Although the scientific evidence is clear regarding the safety and efficacy of the vaccines after trials involving tens of thousands of participants, including elderly people and those with chronic health conditions, some remain skeptical. The vaccines have been recommended for all adults except those who have had a severe allergic reaction to any of the ingredients.

The healthcare agency’s survey, completed late last year, determined that “safety of the vaccine needs to be addressed in all groups, and some groups need to have the issues of protecting others through vaccination and the seriousness of the disease addressed.”


Overall, 58% of the more than 26,000 survey respondents indicated they would be willing to be vaccinated against COVID-19.

The results are similar to a poll by the Associated Press-NORC Center for Public Affairs Research last year that showed only about half of the U.S. population planned to get the vaccine. That’s a far cry from the 70% of the population that some experts estimate needs to be vaccinated to achieve herd immunity, or the point at which enough people are protected that the coronavirus will stop spreading rapidly.

“It is clear that willingness to be vaccinated for COVID-19 is much lower than past or present willingness to be vaccinated for the seasonal flu,” the survey states.

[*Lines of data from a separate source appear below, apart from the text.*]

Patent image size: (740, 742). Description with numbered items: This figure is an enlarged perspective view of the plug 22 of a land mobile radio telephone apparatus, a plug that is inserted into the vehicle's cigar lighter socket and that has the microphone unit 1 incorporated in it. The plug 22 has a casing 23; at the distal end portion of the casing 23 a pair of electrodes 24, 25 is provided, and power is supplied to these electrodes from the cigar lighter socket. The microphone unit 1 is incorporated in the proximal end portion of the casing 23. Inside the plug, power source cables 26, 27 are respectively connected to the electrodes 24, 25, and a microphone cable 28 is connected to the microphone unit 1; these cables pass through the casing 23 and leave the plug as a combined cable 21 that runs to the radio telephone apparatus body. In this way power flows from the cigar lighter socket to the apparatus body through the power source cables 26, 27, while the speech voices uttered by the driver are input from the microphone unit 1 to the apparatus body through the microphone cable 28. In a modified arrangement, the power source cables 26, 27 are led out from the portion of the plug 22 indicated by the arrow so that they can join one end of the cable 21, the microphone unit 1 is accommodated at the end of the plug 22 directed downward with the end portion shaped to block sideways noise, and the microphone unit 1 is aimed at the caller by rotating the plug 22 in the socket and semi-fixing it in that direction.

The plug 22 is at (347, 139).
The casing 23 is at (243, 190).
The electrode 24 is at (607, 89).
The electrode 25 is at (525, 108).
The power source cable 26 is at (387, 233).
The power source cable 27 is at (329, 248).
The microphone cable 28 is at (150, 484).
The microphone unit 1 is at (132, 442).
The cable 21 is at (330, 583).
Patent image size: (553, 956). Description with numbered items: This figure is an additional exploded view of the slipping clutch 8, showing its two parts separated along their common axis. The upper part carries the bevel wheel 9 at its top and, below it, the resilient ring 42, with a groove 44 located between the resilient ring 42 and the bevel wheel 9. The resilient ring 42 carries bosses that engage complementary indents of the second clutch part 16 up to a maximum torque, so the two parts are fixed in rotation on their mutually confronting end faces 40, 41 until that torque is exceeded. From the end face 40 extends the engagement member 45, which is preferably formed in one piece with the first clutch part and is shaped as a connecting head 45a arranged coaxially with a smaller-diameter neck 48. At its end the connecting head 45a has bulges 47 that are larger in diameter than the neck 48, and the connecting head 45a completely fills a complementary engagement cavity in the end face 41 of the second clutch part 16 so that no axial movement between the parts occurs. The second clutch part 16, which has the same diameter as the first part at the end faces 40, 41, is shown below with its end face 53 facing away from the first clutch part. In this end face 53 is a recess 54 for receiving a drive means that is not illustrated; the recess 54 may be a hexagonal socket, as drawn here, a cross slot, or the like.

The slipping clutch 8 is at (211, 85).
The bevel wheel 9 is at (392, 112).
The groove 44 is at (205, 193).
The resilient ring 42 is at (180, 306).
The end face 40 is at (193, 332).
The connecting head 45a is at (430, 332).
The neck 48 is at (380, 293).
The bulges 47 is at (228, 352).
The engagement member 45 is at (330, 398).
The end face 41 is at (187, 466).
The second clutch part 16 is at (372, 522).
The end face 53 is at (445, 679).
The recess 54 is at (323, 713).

As of last week, more than 56,000 people have been vaccinated in Orange County. The county has received 176,000 doses as of Tuesday from the state as it prepares to ramp up what has been a slower than anticipated rollout process. On Monday, the county announced the first of five large-scale vaccination centers — dubbed super POD (point of distribution) sites — would open this week at Disneyland in Anaheim.

Those eligible for the vaccine are people in the state’s highest tier of priority, which includes workers in healthcare and long-term care facilities.

“Coronavirus has brought both a public health crisis and economic devastation,” said Anaheim Mayor Harry Sidhu. “With this super site, we will begin to overcome both. Every vaccination done in Anaheim will help to save lives and speed the reopening and recovery of our city.”

The county expects to be able to vaccinate 7,500 to 8,000 people a day at the large-scale centers. Ultimately, the county’s goal is to complete all vaccinations by July 4, said Chau.

Chau urged county leaders Tuesday to quickly move forward with an outreach plan, warning that the flow of vaccines from the state to the county will slow down if they’re not being used efficiently. Reallocations of vaccines have already occurred in other counties in California, he said.

Meanwhile, COVID-19 hospitalizations in the county hit an all-time high this month, further stretching the beleaguered healthcare system. As of Monday, 2,221 people were hospitalized with COVID-19. Officials said 544 of those people — mostly people older than 61 — were being treated in intensive care units.

Chau noted that the restrictions on businesses and gatherings will continue until the county can increase its ICU availability, which remains at 0%. He choked up as he told the supervisors about two grandparents who were the primary caregivers to their granddaughter — an eighth-grader — until they died of COVID-19.

“We need to do something fast in our community,” he said. “It is not about just reopening our economy that is important. It’s about taking care of our vulnerable community. Our seniors are dying and we need to do everything we can.”